En MobLand, Tom Hardy aparece al volante de un Aston Martin DBX, un SUV que encaja con la estética sofisticada y contundente de la serie. El modelo británico aporta una imagen de lujo y poder que complementa al personaje interpretado por Hardy, convirtiéndose en uno de los elementos automovilísticos más llamativos de la producción.

El Aston Martin DBX destaca por combinar las características de un SUV con el diseño y la personalidad deportiva que tradicionalmente identifican a la marca británica. Su presencia en pantalla refuerza la imagen de un personaje relacionado con un mundo de alto nivel, donde los vehículos de lujo también funcionan como una forma de mostrar estatus.

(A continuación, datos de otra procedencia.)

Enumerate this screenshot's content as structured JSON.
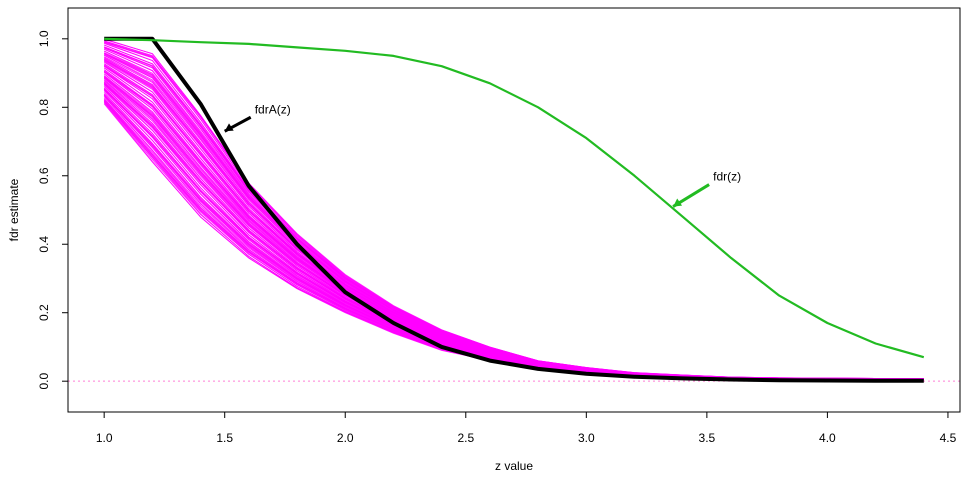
{
  "chart_data": {
    "type": "line",
    "title": "",
    "xlabel": "z value",
    "ylabel": "fdr estimate",
    "xlim": [
      0.85,
      4.55
    ],
    "ylim": [
      -0.09,
      1.09
    ],
    "xticks": [
      1.0,
      1.5,
      2.0,
      2.5,
      3.0,
      3.5,
      4.0,
      4.5
    ],
    "xtick_labels": [
      "1.0",
      "1.5",
      "2.0",
      "2.5",
      "3.0",
      "3.5",
      "4.0",
      "4.5"
    ],
    "yticks": [
      0.0,
      0.2,
      0.4,
      0.6,
      0.8,
      1.0
    ],
    "ytick_labels": [
      "0.0",
      "0.2",
      "0.4",
      "0.6",
      "0.8",
      "1.0"
    ],
    "grid": false,
    "reference_line": {
      "y": 0.0,
      "style": "dotted",
      "color": "#ff7fd5"
    },
    "series": [
      {
        "name": "fdrA(z)",
        "color": "#000000",
        "x": [
          1.0,
          1.2,
          1.4,
          1.6,
          1.8,
          2.0,
          2.2,
          2.4,
          2.6,
          2.8,
          3.0,
          3.2,
          3.4,
          3.6,
          3.8,
          4.0,
          4.2,
          4.4
        ],
        "y": [
          1.0,
          1.0,
          0.81,
          0.57,
          0.4,
          0.26,
          0.17,
          0.1,
          0.06,
          0.036,
          0.022,
          0.013,
          0.008,
          0.005,
          0.003,
          0.002,
          0.001,
          0.001
        ]
      },
      {
        "name": "fdr(z)",
        "color": "#22bb22",
        "x": [
          1.0,
          1.2,
          1.4,
          1.6,
          1.8,
          2.0,
          2.2,
          2.4,
          2.6,
          2.8,
          3.0,
          3.2,
          3.4,
          3.6,
          3.8,
          4.0,
          4.2,
          4.4
        ],
        "y": [
          1.0,
          0.996,
          0.99,
          0.985,
          0.975,
          0.965,
          0.95,
          0.92,
          0.87,
          0.8,
          0.71,
          0.6,
          0.48,
          0.36,
          0.25,
          0.17,
          0.11,
          0.07
        ]
      }
    ],
    "simulated_band": {
      "color": "#ff00ff",
      "count": 100,
      "x": [
        1.0,
        1.2,
        1.4,
        1.6,
        1.8,
        2.0,
        2.2,
        2.4,
        2.6,
        2.8,
        3.0,
        3.2,
        3.4,
        3.6,
        3.8,
        4.0,
        4.2,
        4.4
      ],
      "upper": [
        1.0,
        0.96,
        0.78,
        0.58,
        0.43,
        0.31,
        0.22,
        0.15,
        0.1,
        0.06,
        0.04,
        0.025,
        0.018,
        0.012,
        0.01,
        0.009,
        0.008,
        0.008
      ],
      "lower": [
        0.81,
        0.64,
        0.48,
        0.36,
        0.27,
        0.2,
        0.14,
        0.09,
        0.06,
        0.035,
        0.02,
        0.012,
        0.008,
        0.005,
        0.004,
        0.003,
        0.003,
        0.003
      ]
    },
    "annotations": [
      {
        "text": "fdrA(z)",
        "color": "#000000",
        "points_to": [
          1.5,
          0.73
        ]
      },
      {
        "text": "fdr(z)",
        "color": "#22bb22",
        "points_to": [
          3.36,
          0.51
        ]
      }
    ]
  }
}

La elección del DBX resulta especialmente interesante porque Aston Martin es una marca asociada históricamente con el cine y las producciones protagonizadas por personajes sofisticados. En este caso, el SUV permite trasladar esa identidad a un entorno más moderno y urbano, alejándose de los tradicionales deportivos de dos puertas que suelen representar a la firma.

Así, el Aston Martin DBX no funciona únicamente como un medio de transporte dentro de MobLand, sino también como parte de la ambientación y la identidad visual de la serie. La combinación entre Tom Hardy y el SUV británico crea una imagen que seguramente llamará la atención de los aficionados tanto a las producciones de televisión como al mundo del automóvil.